No Arizona, os eleitores vão ser chamados a decidir se querem alterar a atual lei estatal em vigor para permitir interrupções da gravidez após as 15 semanas de gestação; no Nevada, onde o aborto é legal até à viabilidade do feto (24 semanas), o objetivo imediato do projeto-lei nos boletins de voto “parece ser puramente político”, refere o New York Times. “Ter o aborto no boletim de voto pode ser uma simples chamada de atenção para o que está em jogo nas eleições, num momento crucial em que uma pessoa está a votar, levando-a a votar nos democratas”, denota Aziza Ahmed, da Universidade de Boston, à CNN.
Isso pode, ainda assim, não bastar para fazer pender a balança a favor dos democratas, em particular na disputa pelo Senado. Para manterem a atual maioria na câmara alta do Congresso, e numas eleições em que 33 dos 100 assentos do Senado estão em disputa, os democratas precisam de vencer em todas as corridas nas quais estão a defender os lugares que já detêm, no Maryland, Ohio, Pensilvânia, Wisconsin, Montana, Arizona e Nevada – e conquistar também a presidência, para manterem o voto de desempate no caso de o Senado ficar 50-50.
Para além disso, vários analistas têm destacado que muitos eleitores dos estados onde o aborto vai a votos poderem votar a favor de menos restrições à IVG e, ainda assim, darem o seu voto a Trump nas urnas. Isto apesar de o reforço das políticas identitárias e da polarização política ter vindo a tornar cada vez mais raros os casos de eleitores com voto dividido nos EUA, sendo cada vez mais comum um eleitor votar sempre no Partido Republicano ou no Partido Democrata de uma ponta à outra (leia-se, da presidência às eleições para as duas câmaras do Congresso).
“Com o dia eleitoral a aproximar-se”, apontava há uma semana o NYT, “há sinais de que um segmento pequeno mas crucial de eleitores pode vir a apoiar os direitos ao aborto e os candidatos republicanos, uma dinâmica que pode prejudicar a vice-presidente Kamala Harris nos estados-pêndulo e outros candidatos democratas em corridas decisivas [ao Congresso]”.
Uma sondagem da Sienna College para o jornal mostra que cerca de 12% dos eleitores do Arizona, por exemplo, dizem que vão votar a favor do aborto no referendo e em Donald Trump para a presidência. O resultado poderá ser um “estranho ecrã dividido”, em que os eleitores optam por proteger o direito ao aborto nos seus estados, mas também elegem senadores que têm apoiado as restrições, bem como o antigo Presidente Donald J. Trump, que assume o crédito pela anulação da Roe v. Wade.
Para além disso, é preciso não esquecer o peso que o aborto não vai ter noutros estados decisivos, como o Michigan, onde não haverá nenhuma proposta de lei relacionada com IVG a votos nestas eleições.

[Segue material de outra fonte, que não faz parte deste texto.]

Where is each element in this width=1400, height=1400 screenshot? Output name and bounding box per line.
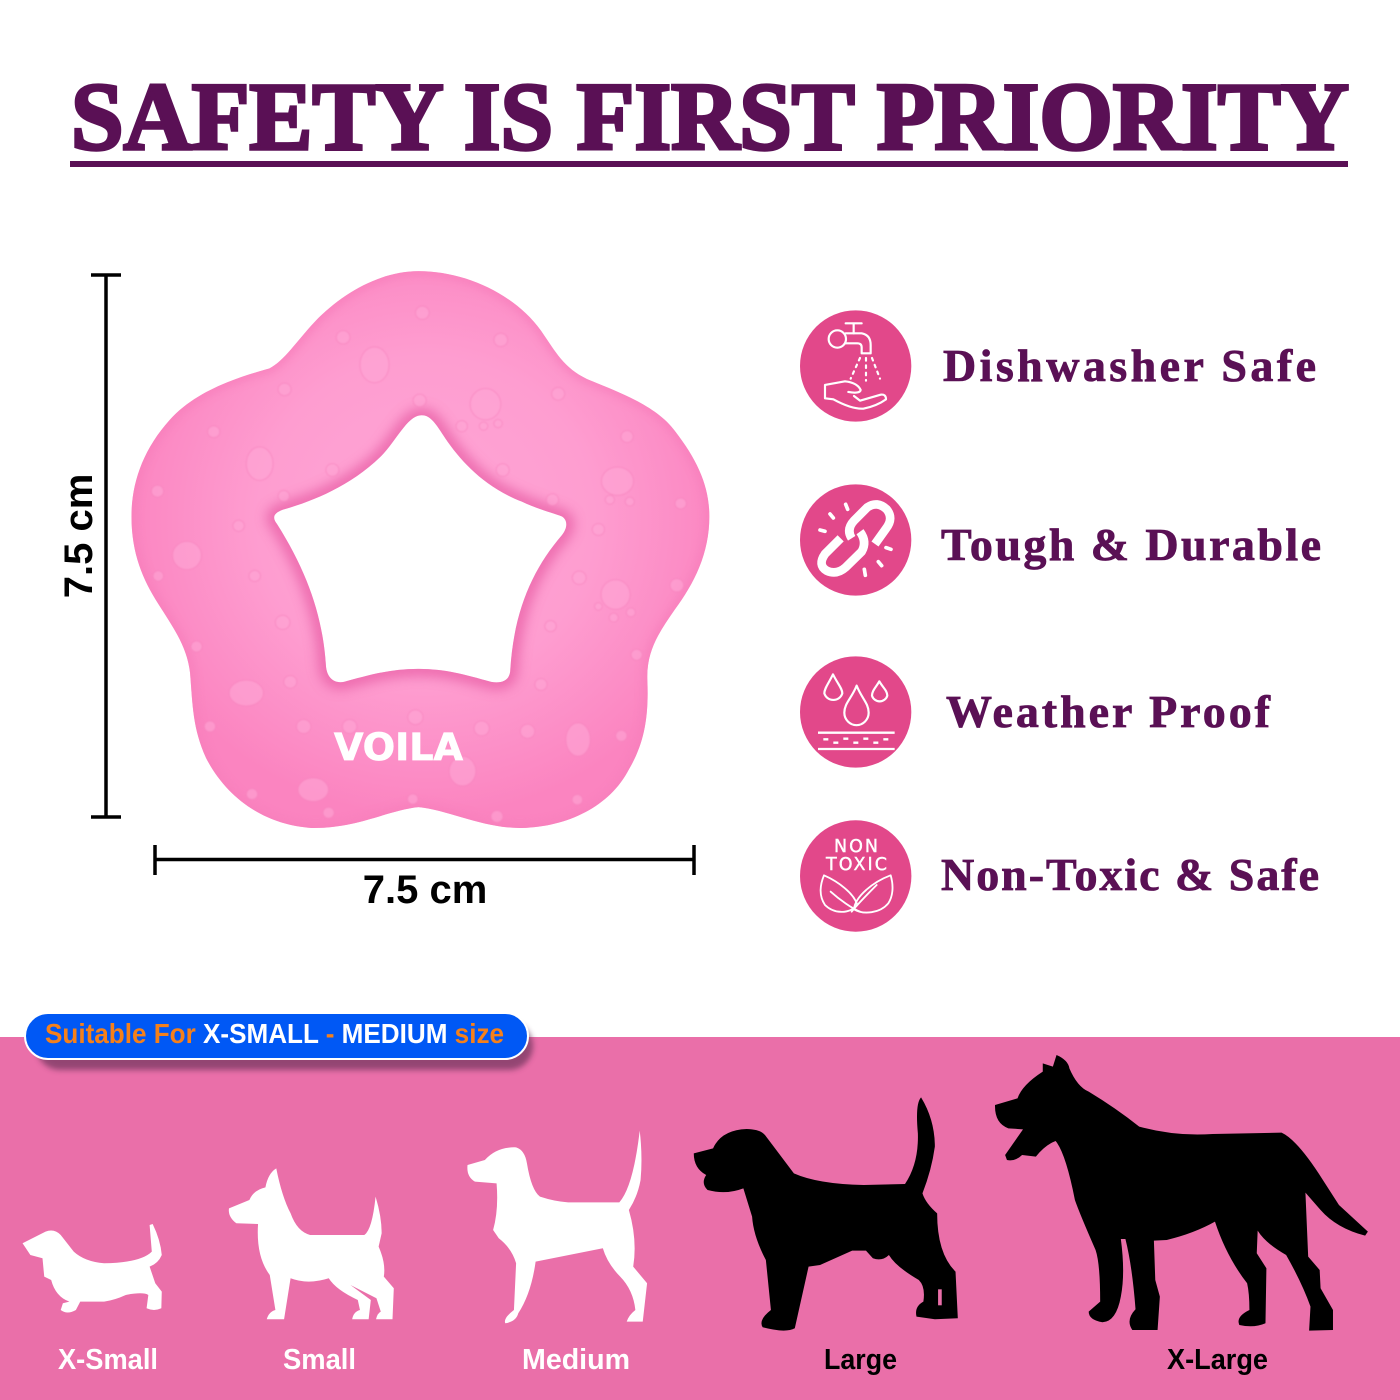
panel: dog size band [0, 1037, 1400, 1400]
brand text on toy: VOILA [334, 726, 463, 769]
label: Medium [522, 1344, 630, 1376]
icon: non toxic leaves: NON [834, 837, 878, 857]
label: Small [283, 1344, 356, 1376]
height dimension: 7.5 cm [57, 474, 101, 598]
label: Dishwasher Safe [943, 340, 1316, 391]
label: Weather Proof [946, 686, 1271, 737]
height dimension [57, 275, 121, 817]
label: Tough & Durable [941, 519, 1321, 570]
dog: large [694, 1097, 958, 1376]
dog: x-large [995, 1055, 1368, 1376]
label: Large [824, 1344, 897, 1376]
product: pink star ring toy [131, 271, 709, 828]
feature: weather proof [800, 656, 1271, 768]
dog: small [229, 1168, 394, 1376]
feature: tough and durable [800, 484, 1321, 596]
title: SAFETY IS FIRST PRIORITY [71, 63, 1349, 170]
badge: suitable size [25, 1013, 533, 1070]
dog: x-small [23, 1224, 162, 1376]
icon: water drops on surface [800, 656, 911, 768]
icon: chain link [800, 484, 911, 596]
label: Non-Toxic & Safe [941, 849, 1319, 900]
icon: non toxic leaves [800, 820, 911, 932]
feature: non-toxic and safe [800, 820, 1319, 932]
feature: dishwasher safe [800, 310, 1316, 422]
dog: medium [467, 1131, 647, 1376]
width dimension: 7.5 cm [363, 868, 487, 912]
badge: suitable size: Suitable For X-SMALL - MEDIUM size [45, 1018, 504, 1049]
icon: faucet and hand [800, 310, 911, 422]
label: X-Large [1167, 1344, 1268, 1376]
icon: non toxic leaves: TOXIC [825, 855, 887, 875]
label: X-Small [58, 1344, 158, 1376]
width dimension [155, 845, 694, 912]
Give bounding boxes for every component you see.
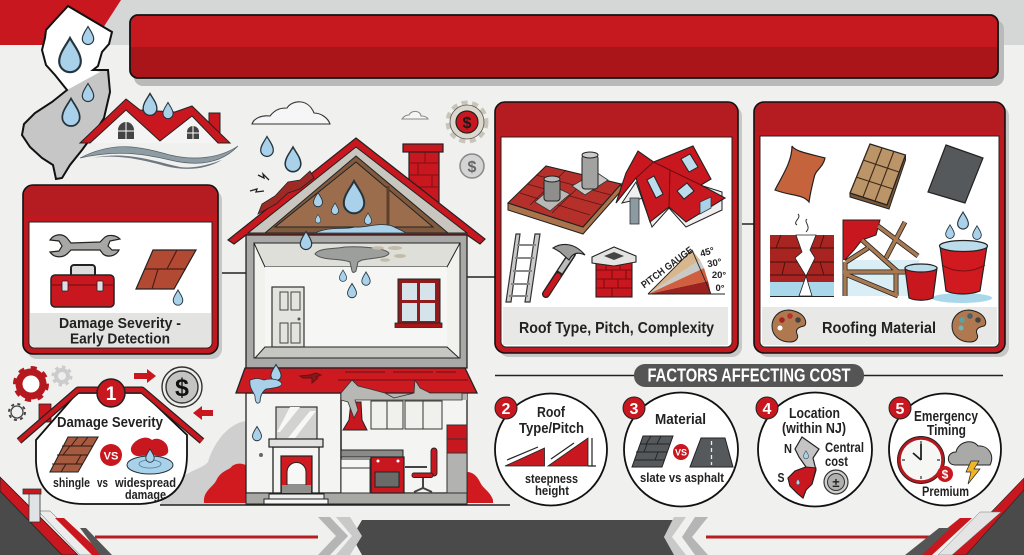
icon: grey gear — [53, 367, 71, 385]
icon: dollar coin — [460, 154, 484, 178]
caption: slate vs asphalt — [640, 470, 725, 485]
house roof — [19, 390, 202, 441]
factor 2: roof type/pitch — [495, 394, 607, 506]
heading: Roof — [537, 404, 566, 421]
number badge 4: 4 — [763, 401, 772, 418]
factor 5: emergency timing — [889, 394, 1001, 506]
bucket large — [940, 212, 988, 294]
top grey strip — [90, 0, 1024, 45]
icon: widespread damage puddle — [127, 438, 173, 474]
heading: Damage Severity — [57, 414, 164, 431]
main house lower floor — [236, 364, 477, 504]
oven — [371, 457, 404, 493]
icon: clock — [898, 436, 944, 484]
icon: dollar coin: $ — [175, 374, 189, 402]
number badge 5: 5 — [896, 401, 905, 418]
fridge — [447, 425, 467, 493]
ground line — [160, 504, 510, 506]
icon: slate — [632, 436, 673, 467]
number badge 2: 2 — [502, 401, 511, 418]
labels: S — [778, 470, 785, 485]
icon: toolbox — [51, 265, 114, 307]
cabinets — [371, 401, 442, 429]
labels: cost — [825, 454, 848, 469]
mirror — [276, 407, 317, 440]
heading — [914, 409, 978, 439]
room — [246, 232, 467, 368]
caption: height — [535, 483, 570, 498]
chevrons left — [318, 517, 362, 555]
number badge 1: 1 — [106, 384, 117, 405]
icon: slate tile — [928, 145, 983, 203]
pitch gauge: 30° — [707, 257, 723, 270]
cracked roof — [770, 214, 834, 296]
icon: asphalt road — [690, 438, 733, 467]
red footer lines — [95, 536, 930, 538]
icon: dollar coin: $ — [468, 159, 477, 176]
caption: Roof Type, Pitch, Complexity — [519, 320, 714, 337]
roof section with vents — [508, 152, 621, 234]
clouds — [252, 102, 428, 124]
icon: dollar coin — [162, 367, 202, 407]
icon: outline gear — [9, 404, 25, 420]
complex roof house — [616, 146, 725, 227]
caption — [59, 315, 181, 348]
factor 1: damage severity — [9, 367, 213, 504]
caption — [53, 475, 176, 502]
arrow right — [134, 369, 156, 383]
vs badge: VS — [675, 448, 687, 458]
window left — [118, 122, 134, 139]
grey cloud behind lower house — [160, 421, 246, 505]
pitch gauge: 20° — [712, 270, 726, 281]
caption band — [30, 313, 211, 347]
icon: palette left — [772, 310, 806, 342]
caption: steepness — [525, 471, 578, 486]
icon: plus minus coin: ± — [832, 475, 840, 490]
icon: wrench — [50, 235, 120, 257]
top-left red corner — [0, 0, 121, 45]
red bush left — [204, 464, 246, 503]
window right — [187, 126, 199, 139]
range hood — [343, 402, 367, 430]
window — [395, 279, 442, 328]
fireplace — [264, 439, 328, 504]
caption: Roofing Material — [822, 320, 936, 337]
door — [272, 287, 304, 347]
pitch gauge: 0° — [715, 283, 725, 294]
attic roof — [228, 138, 485, 244]
panel: roof type, pitch, complexity — [495, 102, 742, 357]
pitch gauge — [639, 245, 726, 294]
vs badge: VS — [104, 450, 118, 462]
red lower roof — [236, 364, 477, 418]
icon: brick chimney — [592, 247, 636, 297]
icon: red gear — [15, 368, 47, 400]
panel: roofing material — [754, 102, 1009, 357]
section heading: factors affecting cost: FACTORS AFFECTING COST — [648, 366, 850, 386]
house card — [36, 393, 187, 504]
icon: cracked shingle with drop — [136, 250, 196, 305]
caption band — [762, 307, 997, 345]
heading — [782, 406, 846, 437]
broken rafters — [843, 220, 919, 296]
bottom-left corner stripes — [0, 477, 112, 555]
red bush right — [467, 472, 493, 503]
number badge 3: 3 — [630, 401, 639, 418]
small house with rain — [80, 94, 238, 169]
caption: Damage Severity - — [59, 315, 181, 332]
icon: wood shakes — [850, 144, 906, 209]
New Jersey map with rain drops — [22, 6, 112, 179]
panel: damage severity early detection — [23, 185, 222, 359]
factor 3: material — [623, 392, 738, 506]
caption: damage — [125, 487, 166, 502]
icon: hammer — [546, 244, 585, 294]
drops above house — [250, 136, 301, 192]
icon: gear with dollar: $ — [463, 115, 472, 132]
icon: storm cloud — [948, 442, 992, 484]
icon: palette right — [952, 310, 986, 342]
icon: shingle grid — [50, 437, 98, 472]
icon: dollar badge: $ — [942, 468, 949, 482]
heading: Type/Pitch — [519, 420, 584, 437]
pitch triangles — [505, 438, 596, 466]
labels: N — [784, 441, 792, 456]
icon: gear with dollar — [448, 103, 486, 141]
main house upper floor — [228, 138, 485, 368]
ceiling water stain — [315, 247, 389, 272]
NJ map small — [788, 437, 819, 498]
heading: (within NJ) — [782, 421, 846, 437]
chimney — [403, 144, 443, 210]
caption: Early Detection — [70, 330, 170, 348]
section heading: factors affecting cost — [495, 364, 1003, 387]
caption — [525, 471, 578, 498]
heading: Material — [655, 411, 706, 428]
puddle — [932, 293, 992, 303]
heading: Emergency — [914, 409, 978, 425]
chevrons right — [664, 517, 708, 555]
house chimney — [39, 404, 51, 422]
labels — [778, 440, 864, 485]
heading: Location — [789, 406, 840, 422]
factor 4: location — [756, 392, 872, 506]
caption: Premium — [922, 484, 969, 499]
icon: clay tile — [775, 146, 825, 202]
vs badge — [100, 444, 122, 466]
icon: ladder — [506, 234, 540, 302]
bottom-right corner stripes — [905, 478, 1024, 555]
number badge 1 — [97, 379, 125, 407]
caption: vs — [97, 475, 108, 490]
connector lines — [218, 224, 754, 277]
pitch gauge: 45° — [699, 245, 716, 260]
bucket small — [905, 264, 937, 300]
heading: Timing — [927, 423, 966, 439]
title banner — [130, 15, 1004, 86]
pitch gauge: PITCH GAUGE — [639, 245, 696, 291]
caption band — [503, 307, 728, 345]
chair — [405, 448, 437, 492]
caption: shingle — [53, 475, 90, 490]
left wall drop — [252, 426, 262, 441]
arrow left — [193, 406, 213, 420]
labels: Central — [825, 440, 864, 455]
heading — [519, 404, 584, 437]
counter — [341, 450, 403, 493]
caption: widespread — [114, 475, 176, 490]
bottom dark band — [352, 520, 676, 555]
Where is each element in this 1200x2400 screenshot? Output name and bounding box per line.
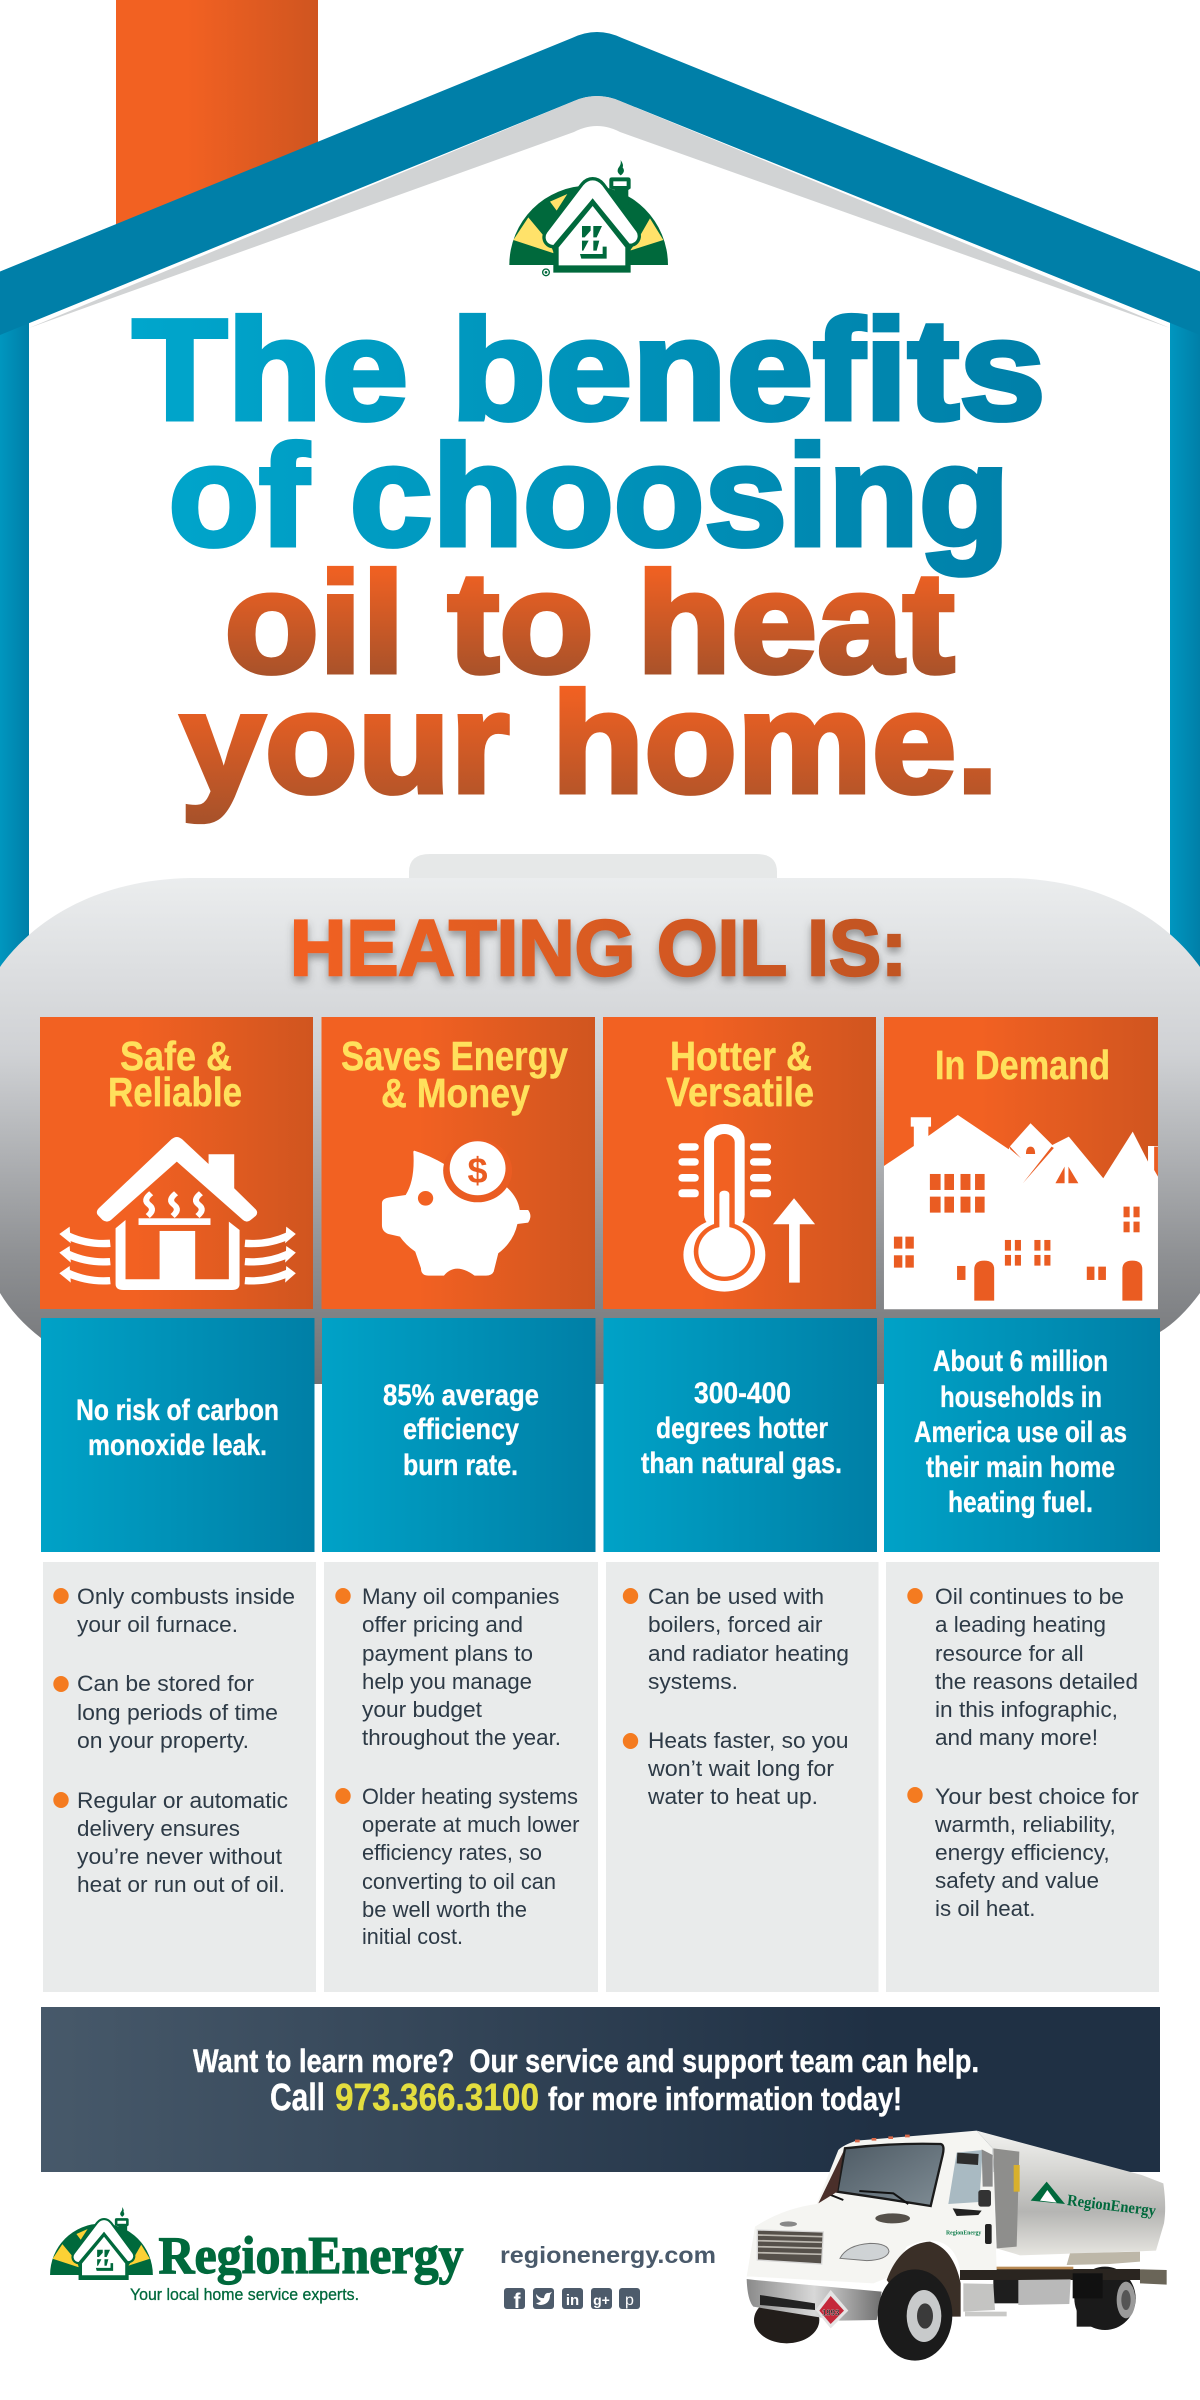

Apesar de todas as propostas de lei estatais para proteger o direito ao aborto que já foram a votos desde a reversão de Roe v. Wade terem saído vencedoras, esses referendos coincidiram com intercalares ou tiveram lugar fora de anos eleitorais.
Em ano de presidenciais, contudo, todos são chamados a votar e isso torna o ambiente político menos previsível em todo o espectro, incluindo na disputa pela Casa Branca. “É difícil prever o que as pessoas vão fazer nas urnas”, diz Aziza Ahmed. “A questão do aborto é importante para Kamala Harris e é provável que atraia as mulheres para o seu campo, é possível que haja famílias divididas em que a mulher apoie Kamala Harris e o homem apoie Trump. [Mas] penso que as pessoas que dividem o seu voto desta forma, pró-escolha e republicano, estão a subestimar seriamente o que o governo federal tentará fazer sob Trump para impedir o acesso ao aborto. Isso terá certamente impacto nas mulheres, independentemente do estado onde vivem.”